The higher price of newer, cleaner trucks has also caused a run (of sorts) in the used equipment market. Steve Clough, president of national used tuck dealer Arrow Truck Sales, told me last year that he foresees a used truck shortage for the next three or four years as the production of new trucks dropped to record low levels from 2007 through 2009, while fleets that typically bought new trucks went into the used market to buy large groups of low mileage, late model trucks – usually in large lots of 100 power units or more.
“Right now, there’s almost no supply of 200,000 to 300,000 mile trucks to be had in large numbers,” he said. “There’s not even a real oversupply of 400,000 mile trucks – and those are what fleet retail buyers are looking for.”

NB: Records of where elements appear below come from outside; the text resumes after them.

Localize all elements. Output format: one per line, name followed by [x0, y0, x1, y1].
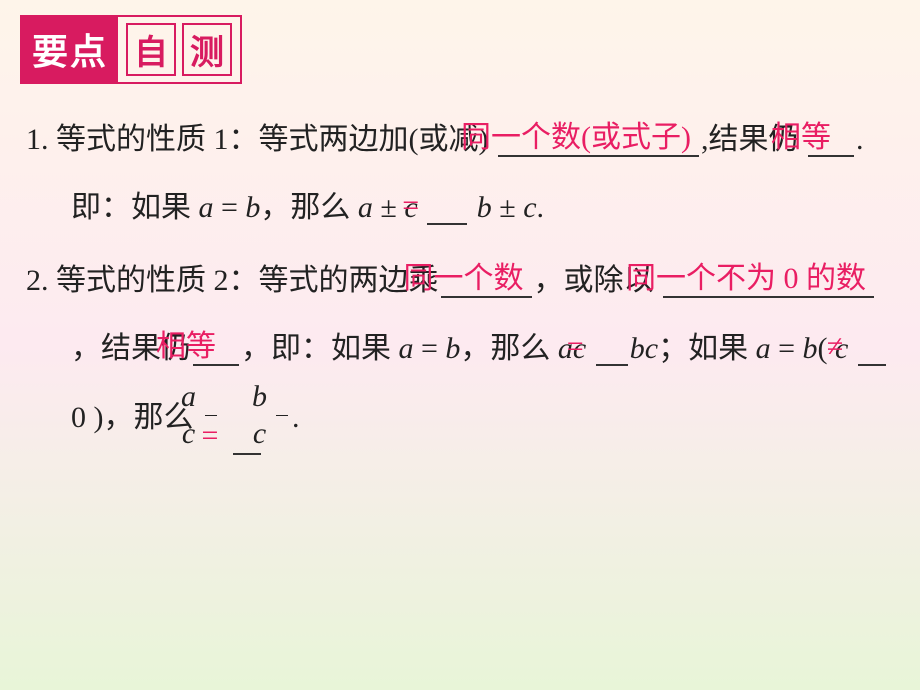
fraction-a-c: a c	[205, 382, 217, 449]
q1-var-a: a	[199, 191, 214, 224]
frac2-den: c	[276, 415, 288, 449]
q1-text-5: .	[537, 191, 545, 224]
frac1-den: c	[205, 415, 217, 449]
header-badge: 要点 自 测	[20, 15, 242, 84]
q2-answer-1: 同一个数	[441, 264, 532, 298]
q1-var-b: b	[245, 191, 260, 224]
q2-text-8: 0 )，那么	[71, 401, 194, 434]
q1-pm: ±	[373, 191, 404, 224]
q2-answer-2: 同一个不为 0 的数	[663, 264, 874, 298]
q2-text-9: .	[292, 401, 300, 434]
q1-eq-op: =	[214, 191, 246, 224]
question-2: 2. 等式的性质 2：等式的两边乘同一个数，或除以 同一个不为 0 的数，结果仍…	[26, 247, 900, 455]
q2-eq2: =	[771, 332, 803, 365]
q2-answer-4: =	[596, 332, 628, 366]
question-1: 1. 等式的性质 1：等式两边加(或减) 同一个数(或式子),结果仍 相等. 即…	[26, 106, 900, 243]
q2-var-a3: a	[756, 332, 771, 365]
header-char-2: 测	[182, 23, 232, 76]
q2-var-a: a	[399, 332, 414, 365]
q2-answer-3: 相等	[193, 332, 239, 366]
q2-answer-5: ≠	[858, 332, 886, 366]
q2-var-b: b	[445, 332, 460, 365]
q2-text-6: ；如果	[658, 332, 756, 365]
header-right-group: 自 测	[118, 17, 240, 82]
q2-var-b3: b	[803, 332, 818, 365]
q2-eq1: =	[414, 332, 446, 365]
q2-text-4: ，即：如果	[241, 332, 399, 365]
frac1-num: a	[205, 382, 217, 415]
q1-answer-2: 相等	[808, 123, 854, 157]
fraction-b-c: b c	[276, 382, 288, 449]
q1-var-c2: c	[523, 191, 536, 224]
q1-answer-3: =	[427, 191, 467, 225]
header-char-1: 自	[126, 23, 176, 76]
q1-number: 1.	[26, 123, 49, 156]
content-area: 1. 等式的性质 1：等式两边加(或减) 同一个数(或式子),结果仍 相等. 即…	[20, 106, 900, 455]
frac2-num: b	[276, 382, 288, 415]
q1-var-a2: a	[358, 191, 373, 224]
q2-text-1: 等式的性质 2：等式的两边乘	[56, 264, 439, 297]
q1-text-1: 等式的性质 1：等式两边加(或减)	[56, 123, 488, 156]
q1-answer-1: 同一个数(或式子)	[498, 123, 699, 157]
q1-text-4: ，那么	[260, 191, 358, 224]
q2-var-bc: bc	[630, 332, 658, 365]
q2-text-5: ，那么	[460, 332, 558, 365]
q1-pm2: ±	[492, 191, 523, 224]
q2-number: 2.	[26, 264, 49, 297]
q1-var-b2: b	[477, 191, 492, 224]
header-inner: 要点 自 测	[22, 17, 240, 82]
header-left-text: 要点	[22, 17, 118, 82]
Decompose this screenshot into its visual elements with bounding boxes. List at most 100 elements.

And despite the higher maintenance cost for older trucks – with one fleet telling me its maintenance expenses double between the 400,000 mile and 600,000 mile mark – their significantly lower sticker price in recent years still attracted a ton of buyers, despite being the “less greener” option.
That’s why upfront cost is going to remain a big issue dogging efforts to “green” America for some time to come.